Well, WebDAV (Document Authoring and Versioning) had been around for 8 years when AWS decided they needed a custom API. And what service provider wasn't trying to lock you into a service by providing a custom API (especially pre-GPT) when one existed already? Assuming they made the choice for a business benefit doesn't require anything close to a conspiracy theory.

And it worked as a moat until other companies and open source projects started cloning the API. See also: Microsoft.

rcontiabout 2 hours ago
Or a simple SAN
esafakabout 3 hours ago
So you don't need to refactor your code?
ryanjshawabout 3 hours ago
And when/if you decide to head back to a 3rd party it requires no refactoring again.
tobilgabout 3 hours ago
yeah, sure, those 5-10 different API calls would surely be a huge toll to refactor... I'd rather run an additional service to reimplement the S3 API mapping to my local drive /s
lsbabout 3 hours ago
Self Hosted object storage looks neat!

For this project, where you have 120GB of customer data, and thirty requests a second for ~8k objects (0.25MB/s object reads), you’d seem to be able to 100x the throughput vertically scaling on one machine with a file system and an SSD and never thinking about object storage. Would love to see why the complexity

cuu508about 2 hours ago
(Author here) that's more or less what I have right now – one machine with a file system and an SSD. S3 API on top is there to give multiple web servers shared access to the same storage. I could have used something else instead of S3 – say, NFS – but there was a feature request for S3 [1] and S3 has a big ecosystem around it already.

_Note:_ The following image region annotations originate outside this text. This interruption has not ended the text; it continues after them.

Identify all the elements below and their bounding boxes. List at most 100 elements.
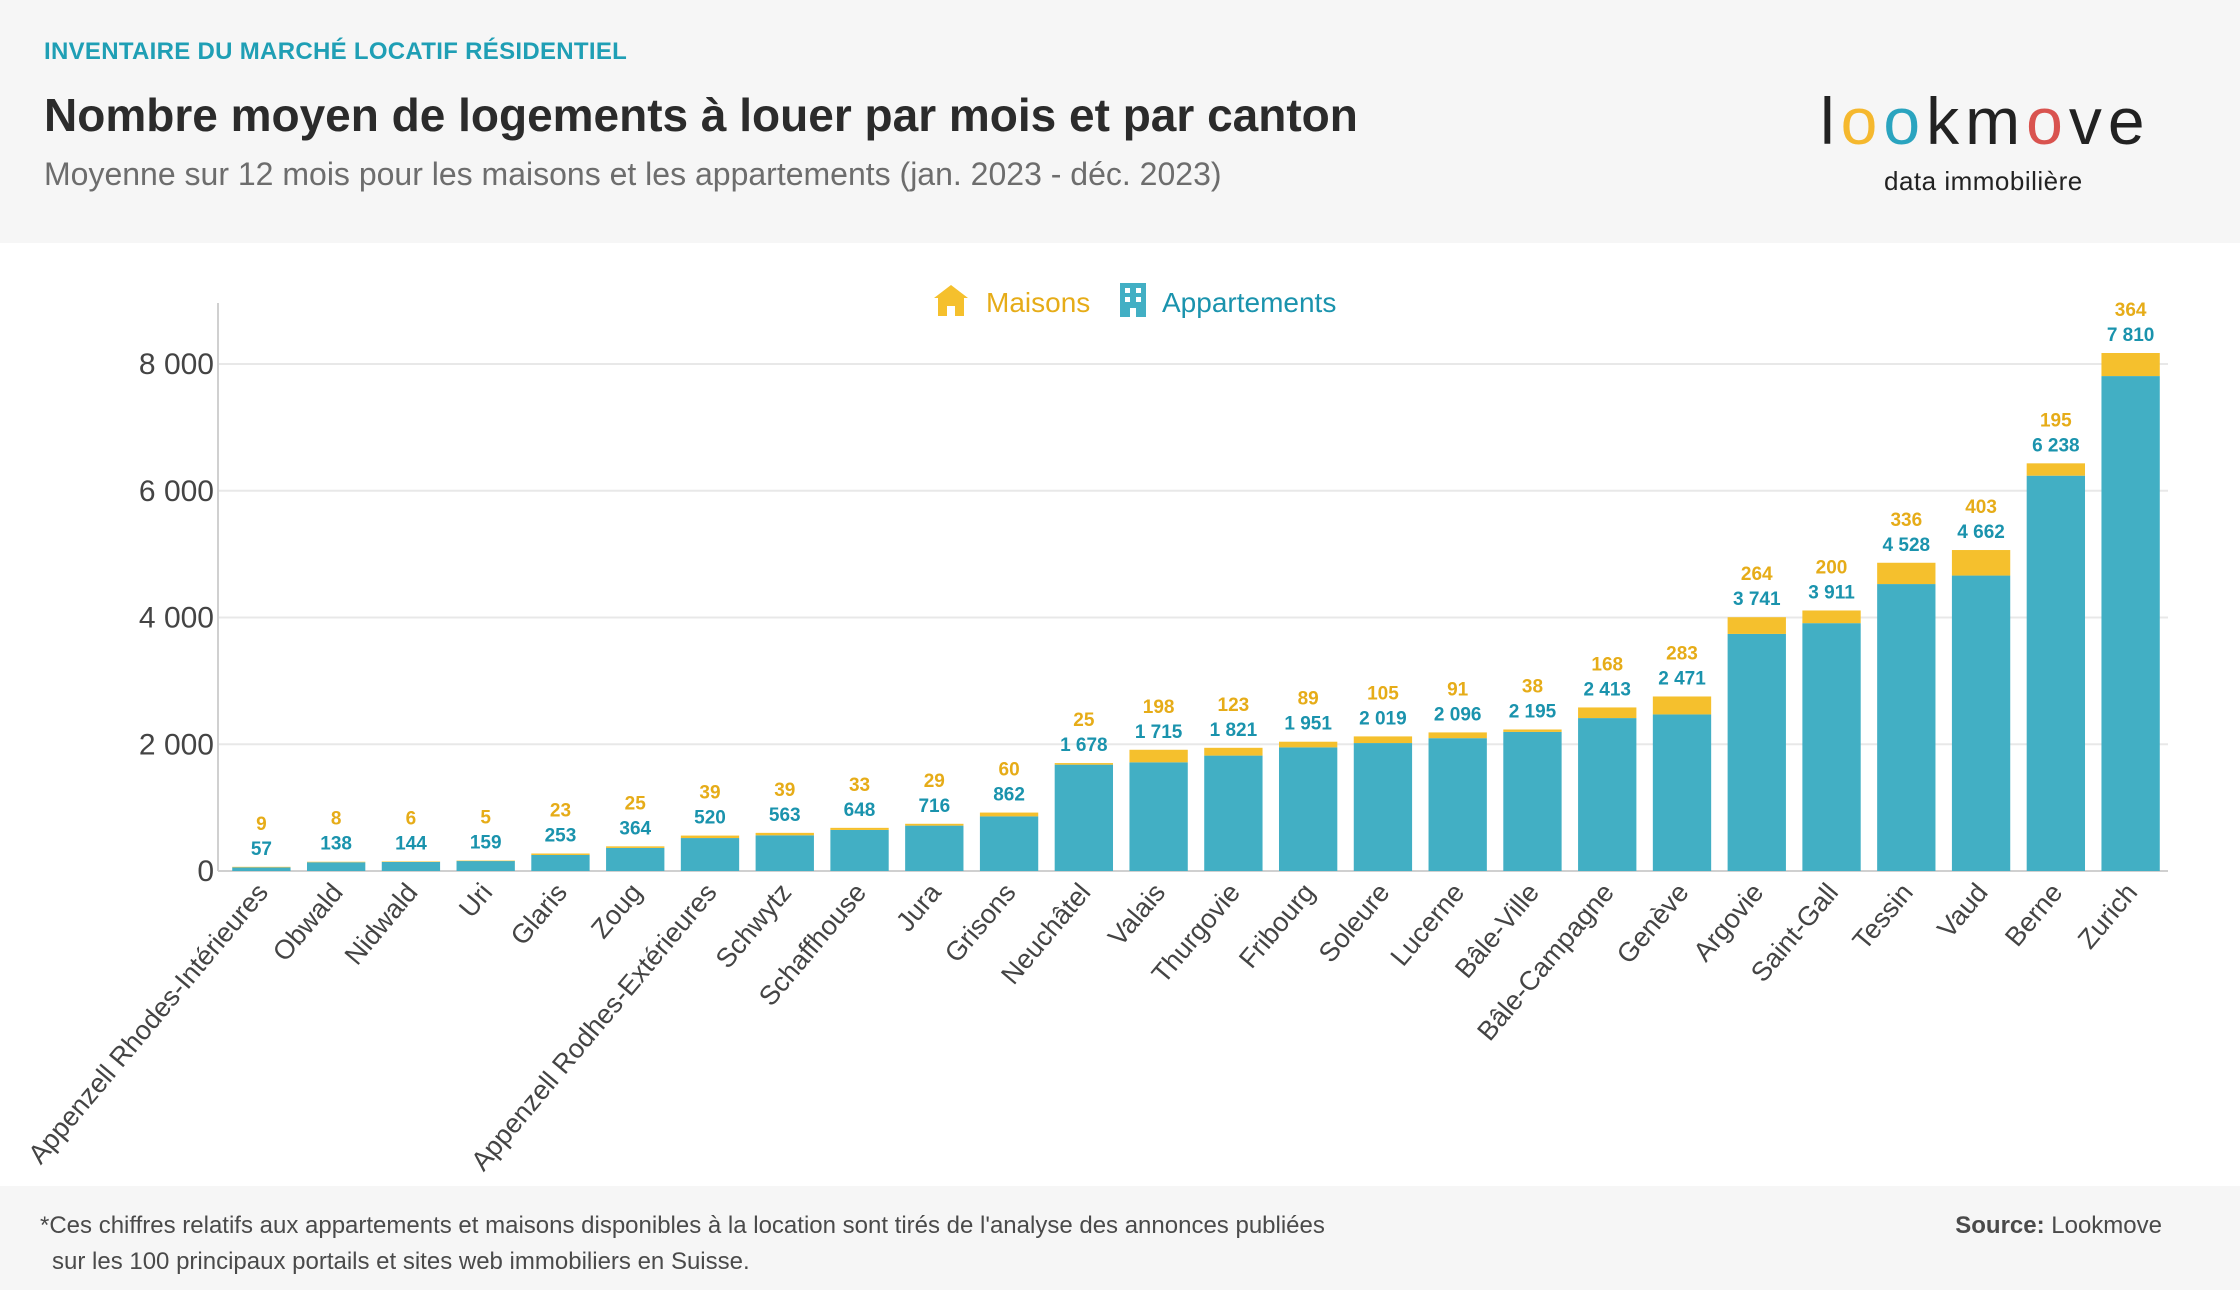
bars (232, 353, 2160, 871)
logo-letter: m (1965, 84, 2027, 158)
bar-apartments (1578, 718, 1637, 871)
y-tick-label: 6 000 (139, 475, 214, 508)
data-label-houses: 25 (625, 793, 647, 814)
bar-apartments (680, 838, 740, 871)
data-label-houses: 33 (849, 775, 870, 796)
bar-apartments (1503, 731, 1562, 871)
bar-group (680, 835, 740, 871)
logo-letter: o (1883, 84, 1927, 158)
bar-group (979, 812, 1039, 871)
bar-group (755, 832, 814, 871)
data-label-houses: 60 (999, 760, 1020, 781)
bar-group (1727, 617, 1786, 871)
bar-houses (2101, 353, 2160, 377)
data-label-apartments: 1 715 (1135, 722, 1183, 743)
data-label-apartments: 6 238 (2032, 435, 2080, 456)
logo-letter: k (1926, 84, 1966, 158)
bar-houses (1353, 736, 1413, 744)
data-label-apartments: 1 951 (1284, 714, 1332, 735)
bar-apartments (381, 861, 441, 871)
bar-group (1204, 747, 1263, 871)
data-label-apartments: 4 528 (1883, 535, 1931, 556)
data-label-houses: 39 (774, 780, 795, 801)
bar-houses (755, 832, 814, 836)
bar-group (905, 823, 964, 871)
data-label-houses: 38 (1522, 676, 1543, 697)
data-label-houses: 198 (1143, 697, 1175, 718)
source: Source: Lookmove (1955, 1208, 2162, 1244)
data-label-houses: 283 (1666, 643, 1698, 664)
bar-houses (306, 861, 366, 863)
data-label-apartments: 4 662 (1957, 522, 2005, 543)
bar-apartments (1054, 764, 1114, 871)
bar-apartments (1802, 623, 1861, 871)
bar-houses (1802, 610, 1861, 624)
legend: Maisons Appartements (934, 283, 1336, 318)
y-tick-label: 2 000 (139, 728, 214, 761)
data-label-apartments: 138 (320, 834, 352, 855)
bar-apartments (755, 835, 814, 871)
y-tick-label: 4 000 (139, 602, 214, 635)
bar-houses (1951, 550, 2011, 576)
data-label-apartments: 1 821 (1210, 720, 1258, 741)
bar-houses (680, 835, 740, 839)
house-icon (934, 285, 968, 316)
legend-item-apartments: Appartements (1120, 283, 1336, 318)
bar-group (531, 853, 590, 871)
bar-houses (456, 860, 515, 862)
bar-group (1129, 749, 1188, 871)
chart-area: Maisons Appartements 0 2 000 4 000 6 000 8 0… (0, 243, 2240, 1186)
data-label-houses: 168 (1591, 654, 1623, 675)
bar-houses (1503, 729, 1562, 732)
bar-group (2026, 463, 2086, 871)
y-tick-label: 0 (197, 855, 214, 888)
data-label-apartments: 1 678 (1060, 735, 1108, 756)
x-tick-label: Bâle-Campagne (1471, 878, 1619, 1047)
bar-group (1951, 550, 2011, 871)
x-tick-label: Uri (453, 878, 498, 924)
data-label-apartments: 2 096 (1434, 704, 1482, 725)
bar-apartments (1204, 755, 1263, 871)
data-label-houses: 23 (550, 801, 571, 822)
data-label-houses: 8 (331, 809, 342, 830)
bar-group (1278, 741, 1338, 871)
data-label-houses: 195 (2040, 410, 2072, 431)
kicker: INVENTAIRE DU MARCHÉ LOCATIF RÉSIDENTIEL (44, 38, 628, 65)
data-label-apartments: 2 019 (1359, 708, 1407, 729)
bar-houses (606, 846, 665, 848)
x-tick-label: Genève (1611, 878, 1695, 970)
bar-group (830, 827, 889, 871)
bar-houses (1129, 749, 1188, 763)
footer: *Ces chiffres relatifs aux appartements … (0, 1186, 2240, 1290)
bar-apartments (306, 862, 366, 871)
x-tick-label: Appenzell Rhodes-Intérieures (22, 878, 274, 1170)
x-tick-label: Tessin (1847, 878, 1919, 956)
data-label-apartments: 862 (993, 785, 1025, 806)
chart-subtitle: Moyenne sur 12 mois pour les maisons et … (44, 156, 1222, 192)
data-label-houses: 123 (1218, 695, 1250, 716)
logo-wordmark: lookmove (1820, 88, 2160, 154)
bar-houses (381, 861, 441, 862)
bar-group (1578, 707, 1637, 871)
lookmove-logo: lookmove data immobilière (1820, 88, 2160, 198)
footnote: *Ces chiffres relatifs aux appartements … (40, 1208, 1480, 1280)
bar-houses (232, 866, 291, 868)
data-label-houses: 25 (1073, 710, 1095, 731)
bar-group (1652, 696, 1712, 871)
data-label-houses: 91 (1447, 679, 1469, 700)
bar-group (381, 861, 441, 871)
x-tick-label: Zurich (2072, 878, 2143, 955)
bar-apartments (905, 825, 964, 871)
data-label-apartments: 253 (545, 826, 577, 847)
bar-group (2101, 353, 2160, 871)
bar-apartments (456, 860, 515, 871)
x-tick-label: Fribourg (1233, 878, 1321, 974)
x-tick-label: Valais (1102, 878, 1171, 952)
data-label-houses: 5 (480, 808, 491, 829)
logo-letter: v (2068, 84, 2108, 158)
bar-group (1877, 562, 1936, 871)
data-label-apartments: 3 911 (1808, 582, 1855, 603)
data-label-houses: 29 (924, 771, 945, 792)
bar-apartments (1353, 743, 1413, 871)
bar-houses (1428, 732, 1487, 739)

[1] https://github.com/healthchecks/healthchecks/issues/609

jakewinsabout 3 hours ago
The complexity for that is almost always for redundancy and for ease of deploys.
chasd00about 1 hour ago
> The costs have increased: renting an additional dedicated server costs more than storing ~100GB at a managed object storage service. But the improved performance and reliability are worth it.

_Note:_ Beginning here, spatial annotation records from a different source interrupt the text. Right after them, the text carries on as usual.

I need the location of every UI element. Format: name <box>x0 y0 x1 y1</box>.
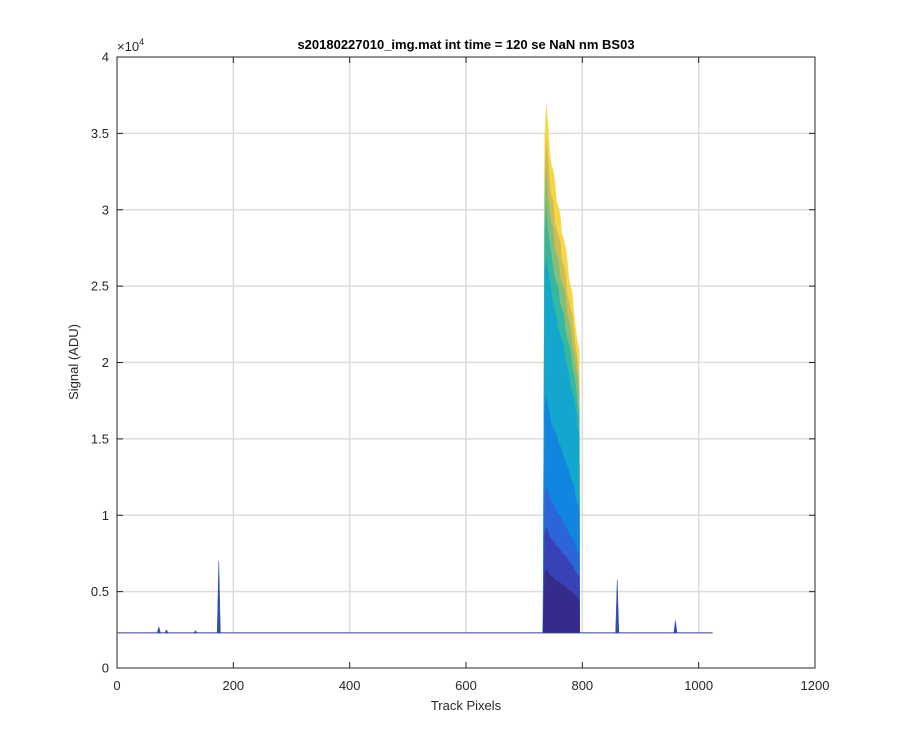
band-layer-0 <box>542 569 581 633</box>
y-tick-label: 3 <box>102 202 109 217</box>
spikes <box>156 561 678 634</box>
grid <box>117 57 815 668</box>
x-tick-label: 1000 <box>684 678 713 693</box>
y-exponent-power: 4 <box>139 37 144 47</box>
band-layers <box>542 102 581 635</box>
y-tick-label: 2.5 <box>91 279 109 294</box>
y-tick-label: 0.5 <box>91 584 109 599</box>
y-tick-label: 3.5 <box>91 126 109 141</box>
x-ticks: 0 200 400 600 800 1000 1200 <box>113 57 829 693</box>
y-axis-label: Signal (ADU) <box>66 324 81 400</box>
y-exponent-label: ×104 <box>117 37 144 54</box>
x-tick-label: 800 <box>571 678 593 693</box>
x-tick-label: 1200 <box>801 678 830 693</box>
spike-mark <box>156 625 161 634</box>
x-tick-label: 0 <box>113 678 120 693</box>
x-tick-label: 600 <box>455 678 477 693</box>
spike-mark <box>673 620 678 634</box>
spike-mark <box>164 629 169 634</box>
spike-mark <box>216 561 221 634</box>
spike-mark <box>193 630 198 634</box>
x-tick-label: 200 <box>222 678 244 693</box>
y-exponent-base: ×10 <box>117 39 139 54</box>
chart-title: s20180227010_img.mat int time = 120 se N… <box>297 37 634 52</box>
y-tick-label: 0 <box>102 661 109 676</box>
baseline-area <box>117 632 713 668</box>
y-tick-label: 1.5 <box>91 431 109 446</box>
y-ticks: 0 0.5 1 1.5 2 2.5 3 3.5 4 <box>91 50 815 676</box>
spike-mark <box>615 579 620 634</box>
y-tick-label: 1 <box>102 508 109 523</box>
baseline-layer <box>117 632 713 668</box>
y-tick-label: 2 <box>102 355 109 370</box>
plot-area <box>117 102 713 668</box>
x-axis-label: Track Pixels <box>431 698 502 713</box>
x-tick-label: 400 <box>339 678 361 693</box>
y-tick-label: 4 <box>102 50 109 65</box>
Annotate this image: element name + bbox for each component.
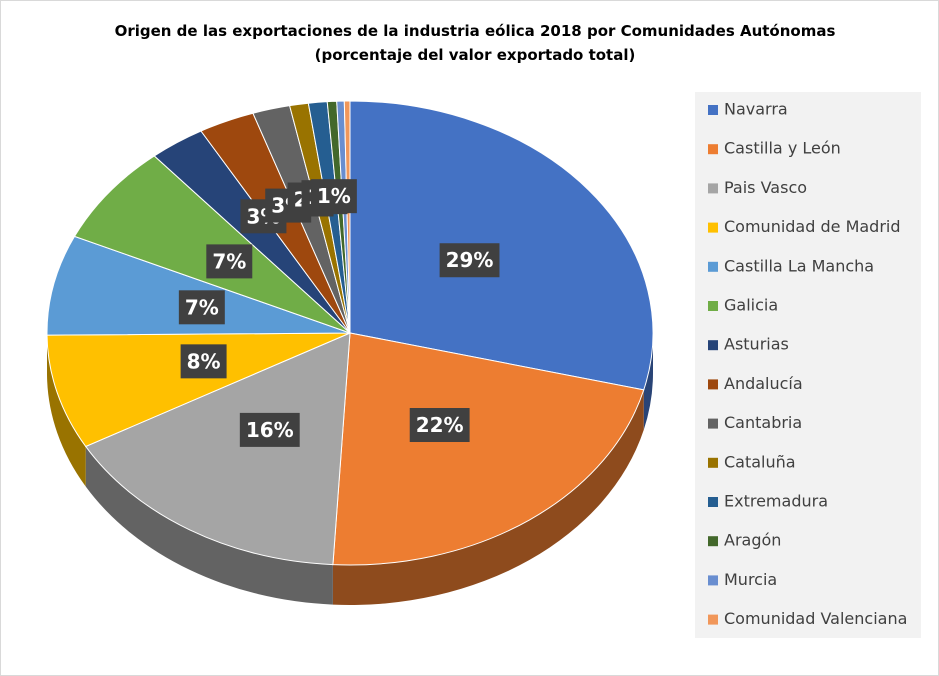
legend-label: Castilla La Mancha <box>724 256 874 275</box>
legend-swatch <box>708 536 718 547</box>
data-label-box <box>180 344 227 379</box>
legend-label: Galicia <box>724 296 778 315</box>
slice-side <box>332 389 644 605</box>
legend-label: Murcia <box>724 570 777 589</box>
legend-label: Aragón <box>724 531 781 550</box>
slice <box>343 100 351 334</box>
data-label-box <box>206 244 253 279</box>
legend-swatch <box>708 261 718 272</box>
data-label-box <box>439 243 500 278</box>
legend-swatch <box>708 301 718 311</box>
legend-label: Comunidad Valenciana <box>724 609 907 628</box>
legend-swatch <box>708 183 718 194</box>
legend-swatch <box>708 497 718 507</box>
data-label-box <box>409 408 470 443</box>
legend-label: Pais Vasco <box>724 178 807 197</box>
slice-side <box>47 335 86 487</box>
slice-side <box>85 446 333 605</box>
legend-label: Navarra <box>724 100 788 119</box>
data-label: 7% <box>185 295 219 319</box>
legend-label: Castilla y León <box>724 139 841 158</box>
legend-swatch <box>708 418 718 429</box>
legend-box <box>695 92 921 638</box>
data-label: 29% <box>446 248 494 272</box>
legend-label: Extremadura <box>724 492 828 511</box>
legend-swatch <box>708 222 718 233</box>
legend-label: Cataluña <box>724 452 796 471</box>
legend-label: Asturias <box>724 335 789 354</box>
slice <box>332 332 645 566</box>
data-label: 1% <box>317 184 351 208</box>
legend-label: Andalucía <box>724 374 803 393</box>
slice-side <box>643 333 653 430</box>
legend-swatch <box>708 105 718 115</box>
chart-subtitle: (porcentaje del valor exportado total) <box>315 46 636 64</box>
legend-label: Comunidad de Madrid <box>724 217 901 236</box>
slice <box>46 235 351 336</box>
data-label: 22% <box>416 413 464 437</box>
data-label: 7% <box>212 249 246 273</box>
legend-swatch <box>708 340 718 351</box>
data-label: 8% <box>187 349 221 373</box>
legend-swatch <box>708 379 718 390</box>
slice <box>46 332 351 448</box>
data-label-box <box>239 412 300 447</box>
slice <box>349 100 654 391</box>
data-label-box <box>178 290 225 325</box>
legend-label: Cantabria <box>724 413 802 432</box>
legend-swatch <box>708 144 718 155</box>
chart-title: Origen de las exportaciones de la indust… <box>115 22 836 40</box>
data-label: 16% <box>246 418 294 442</box>
legend-swatch <box>708 457 718 468</box>
data-label-box <box>310 179 357 214</box>
legend-swatch <box>708 575 718 586</box>
slice <box>84 332 351 566</box>
legend-swatch <box>708 614 718 625</box>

Were your users complaining about reliability and performance? If it cost more, adds more work (backup/restore management), and the users aren't happier then why make the change in the first place?

encoderer42 minutes ago
Not the OP but I have some… similar experience. When you run a high availability service without a full ops team, reliable infrastructure is non-negotiable. Burn out has to be managed.
_joelabout 4 hours ago
I'm sure it's a lot better now but everytime I see btrfs I get PTSD.
060880about 3 hours ago
Same here. Had a production node running btrfs under heavy write load (lots of small files, frequent creates) and spent two days debugging what turned out to be filesystem-level corruption. Switched to ext4 and never looked back. The article doesn't mention what filesystem sits under Versitygw here, which seems like a pretty relevant omission for anyone thinking of replicating the setup.
uroniabout 3 hours ago
I'd worry about file create, write, then fsync performance with btrfs, but not about reliability or data-loss.

But a quick grep across versitygw tells me they don't use Sync()/fsync, so not a problem... Any data loss occurring from that is obviously not btrfs fault.

__turbobrew__about 2 hours ago
I hit a panic in btrfs using an ubuntu 24 LTS kernel. The trauma is still well and alive.
poly2itabout 4 hours ago
Care to elaborate? I've heard good things about it, but am personally a ZFS user.
metadatabout 3 hours ago
Years of serious corruption bugs.
dundercoderabout 3 hours ago
Gluster was that for me
choiliveabout 1 hour ago
Moved object storage from AWS to CloudFlare and have been pretty happy. No problems with performance so far. Bills were 90% cheaper too (free bandwidth)
iamcreasyabout 2 hours ago
Given the individual file size and total volume, I'd argue it make sense to use move to local only storage.

On a separate note, what tool is the final benchmark screenshot form?

cuu508about 1 hour ago
The graphs are from Netdata. I'm using it to monitor the servers, and also feeding it some application metrics via its statsd interface.